14 de novembro de 2014

A fisiologia dos campeões




O que é que os campeões de desportos de resistência (em particular corrida de maratonas e ciclismo de estrada) têm, que nós não temos?
Há 3 principais condições fisiológicas que os distinguem dos outros atletas:

1- Elevado VO2 max: O volume máximo de oxigénio que o nosso organismo consegue consumir por minuto.
Este valor está relacionado com débito cardíaco, a quantidade de hemoglobina no sangue, uma boa circulação do sangue nos músculos e capacidade de extracção de oxigénio pelos músculos e, nalguns casos, a capacidade dos pulmões em oxigenar o sangue.

Os campeões têm valores entre 70 a 85 ml/kg/min. As campeãs cerca de 10% a menos devido à menor concentração de hemoglobina.
As pessoas activas, mas não-atletas, apresentam VO2 max. entre 35 a 40 ml/kg/min.

2- Elevado limiar do ácido láctico (ou limiar do lactato, ou limiar anaeróbico): Refere-se à intensidade do exercício a partir da qual começa a acumular-se lactato no sangue. Acumula-se porque a sua produção é superior ao seu consumo, e dá-nos uma indicação de quanta energia está a ser produzida pelos processos anaeróbicos. Ou seja, a energia produzida pelos métodos aeróbicos – com oxigénio – não é suficiente para dar conta das necessidades àquelas intensidades.

Os campeões têm o seu sistema aeróbico tão eficiente que só começam a produzir energia pelas vias anaeróbicas a intensidades de treinos lá perto do seu VO2 max. Isto é, quando o consumo de oxigénio anda entre os 85-95% da sua capacidade máxima. Os atletas recreacionais têm limiares entre 65-80% da VO2 max, e os restantes mortais começam a acumular lactato a 60% do seu VO2 max, portanto a intensidades bem mais baixas.

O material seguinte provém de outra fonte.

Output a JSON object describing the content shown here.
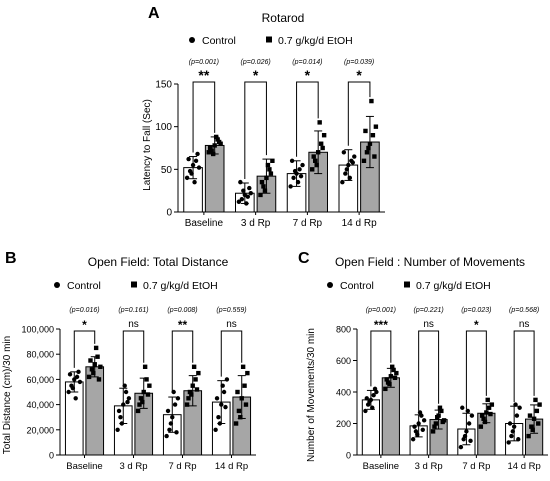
{
  "legend": {
    "control": "Control",
    "etoh": "0.7 g/kg/d EtOH"
  },
  "colors": {
    "control_fill": "#ffffff",
    "etoh_fill": "#a6a6a6",
    "ink": "#000000"
  },
  "chart_data": [
    {
      "type": "bar",
      "panel_letter": "A",
      "title": "Rotarod",
      "ylabel": "Latency to Fall (Sec)",
      "ylim": [
        0,
        150
      ],
      "yticks": [
        "0",
        "50",
        "100",
        "150"
      ],
      "categories": [
        "Baseline",
        "3 d Rp",
        "7 d Rp",
        "14 d Rp"
      ],
      "series": [
        {
          "name": "Control",
          "values": [
            52,
            22,
            45,
            55
          ],
          "errors": [
            13,
            12,
            15,
            18
          ],
          "points": [
            [
              40,
              48,
              55,
              60,
              52,
              62,
              45,
              35,
              68
            ],
            [
              12,
              15,
              20,
              18,
              22,
              35,
              25,
              10,
              28
            ],
            [
              30,
              40,
              45,
              50,
              55,
              60,
              48,
              35,
              42
            ],
            [
              35,
              45,
              55,
              60,
              65,
              70,
              50,
              40,
              58
            ]
          ]
        },
        {
          "name": "0.7 g/kg/d EtOH",
          "values": [
            78,
            42,
            70,
            82
          ],
          "errors": [
            10,
            20,
            25,
            30
          ],
          "points": [
            [
              70,
              72,
              78,
              85,
              80,
              75,
              68,
              88,
              82
            ],
            [
              20,
              30,
              40,
              50,
              60,
              35,
              25,
              55,
              45
            ],
            [
              50,
              60,
              70,
              80,
              90,
              65,
              55,
              105,
              75
            ],
            [
              60,
              70,
              80,
              90,
              100,
              95,
              75,
              130,
              65
            ]
          ]
        }
      ],
      "p_values": [
        "(p=0.001)",
        "(p=0.026)",
        "(p=0.014)",
        "(p=0.039)"
      ],
      "significance": [
        "**",
        "*",
        "*",
        "*"
      ]
    },
    {
      "type": "bar",
      "panel_letter": "B",
      "title": "Open Field: Total Distance",
      "ylabel": "Total Distance (cm)/30 min",
      "ylim": [
        0,
        100000
      ],
      "yticks": [
        "0",
        "20,000",
        "40,000",
        "60,000",
        "80,000",
        "100,000"
      ],
      "categories": [
        "Baseline",
        "3 d Rp",
        "7 d Rp",
        "14 d Rp"
      ],
      "series": [
        {
          "name": "Control",
          "values": [
            58000,
            39000,
            32000,
            42000
          ],
          "errors": [
            8000,
            14000,
            14000,
            17000
          ],
          "points": [
            [
              50000,
              55000,
              60000,
              62000,
              58000,
              64000,
              53000,
              45000,
              66000
            ],
            [
              20000,
              30000,
              40000,
              50000,
              45000,
              35000,
              25000,
              55000,
              42000
            ],
            [
              15000,
              20000,
              30000,
              40000,
              45000,
              35000,
              25000,
              50000,
              18000
            ],
            [
              20000,
              30000,
              40000,
              50000,
              60000,
              45000,
              25000,
              55000,
              38000
            ]
          ]
        },
        {
          "name": "0.7 g/kg/d EtOH",
          "values": [
            70000,
            49000,
            51000,
            46000
          ],
          "errors": [
            8000,
            12000,
            12000,
            17000
          ],
          "points": [
            [
              62000,
              68000,
              72000,
              78000,
              70000,
              75000,
              65000,
              85000,
              60000
            ],
            [
              35000,
              45000,
              50000,
              60000,
              55000,
              40000,
              42000,
              70000,
              48000
            ],
            [
              40000,
              50000,
              55000,
              60000,
              65000,
              45000,
              48000,
              70000,
              52000
            ],
            [
              25000,
              35000,
              45000,
              55000,
              65000,
              50000,
              30000,
              70000,
              40000
            ]
          ]
        }
      ],
      "p_values": [
        "(p=0.016)",
        "(p=0.161)",
        "(p=0.008)",
        "(p=0.559)"
      ],
      "significance": [
        "*",
        "ns",
        "**",
        "ns"
      ]
    },
    {
      "type": "bar",
      "panel_letter": "C",
      "title": "Open Field : Number of Movements",
      "ylabel": "Number of Movements/30 min",
      "ylim": [
        0,
        800
      ],
      "yticks": [
        "0",
        "200",
        "400",
        "600",
        "800"
      ],
      "categories": [
        "Baseline",
        "3 d Rp",
        "7 d Rp",
        "14 d Rp"
      ],
      "series": [
        {
          "name": "Control",
          "values": [
            350,
            185,
            165,
            200
          ],
          "errors": [
            60,
            70,
            100,
            110
          ],
          "points": [
            [
              280,
              320,
              350,
              380,
              400,
              360,
              340,
              300,
              420
            ],
            [
              100,
              150,
              200,
              250,
              220,
              180,
              130,
              270,
              160
            ],
            [
              50,
              100,
              150,
              200,
              250,
              300,
              120,
              280,
              90
            ],
            [
              80,
              120,
              180,
              250,
              300,
              200,
              150,
              320,
              100
            ]
          ]
        },
        {
          "name": "0.7 g/kg/d EtOH",
          "values": [
            490,
            225,
            265,
            228
          ],
          "errors": [
            60,
            60,
            60,
            90
          ],
          "points": [
            [
              420,
              460,
              500,
              540,
              520,
              480,
              450,
              560,
              490
            ],
            [
              150,
              200,
              250,
              280,
              220,
              180,
              240,
              300,
              210
            ],
            [
              180,
              230,
              270,
              300,
              320,
              250,
              210,
              350,
              260
            ],
            [
              120,
              180,
              230,
              280,
              320,
              250,
              160,
              350,
              200
            ]
          ]
        }
      ],
      "p_values": [
        "(p=0.001)",
        "(p=0.221)",
        "(p=0.023)",
        "(p=0.568)"
      ],
      "significance": [
        "***",
        "ns",
        "*",
        "ns"
      ]
    }
  ]
}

Outro factor importante que ajuda a elevar este limiar anaeróbico é a quantidade de fibras musculares. Mais fibras a partilharem o esforço, alternando-o entre elas, permite-lhes cansarem-se menos. Os campeões “conseguem” alternar o esforço entre 25% de mais massa muscular. 

3- Maior eficiência/ economia- ou seja, a potência que é gerada para um dado custo metabólico (ou a quantidade de oxigénio consumido que é realmente utilizado para produzir potência). 

Pensa-se que essa eficiência esteja relacionada com a quantidade de fibras musculares tipo I, mais “lentas” mas mais eficientes a produzir energia. Já a quantidade de fibras tipo I e II que temos está determinada geneticamente, e acreditava-se que eram estáveis. No entanto, é possível que, ao longo dos anos de treinos de resistência, haja alguma plasticidade nas fibras para se tornarem do tipo I.  

Os atletas também aumentam a eficiência ao usar uma cadência de cerca de 90 r.p.m, que é bastante eficaz para produzir energia por volume de oxigénio consumido.

Sabe-se que as 2 primeiras condições fisiológicas podem ser bastante alteradas através dos treinos. Já a 3ª, nem por isso.
Mas mesmo para as duas primeiras, não se sabe quanto é mérito da genética e quanto mérito é dos treinos. Vamos então fazendo o que podemos, *que é treinar.
 Constança Camilo-Alves
Artigos científicos consultados

Joyner, M. J., & Coyle, E. F. (2008). Endurance exercise performance: the physiology of champions. The Journal of physiology, 586(1), 35-44.

Faria, Erik W., Daryl L. Parker, and Irvin E. Faria. "The science of cycling." Sports medicine 35.4 (2005): 285-312.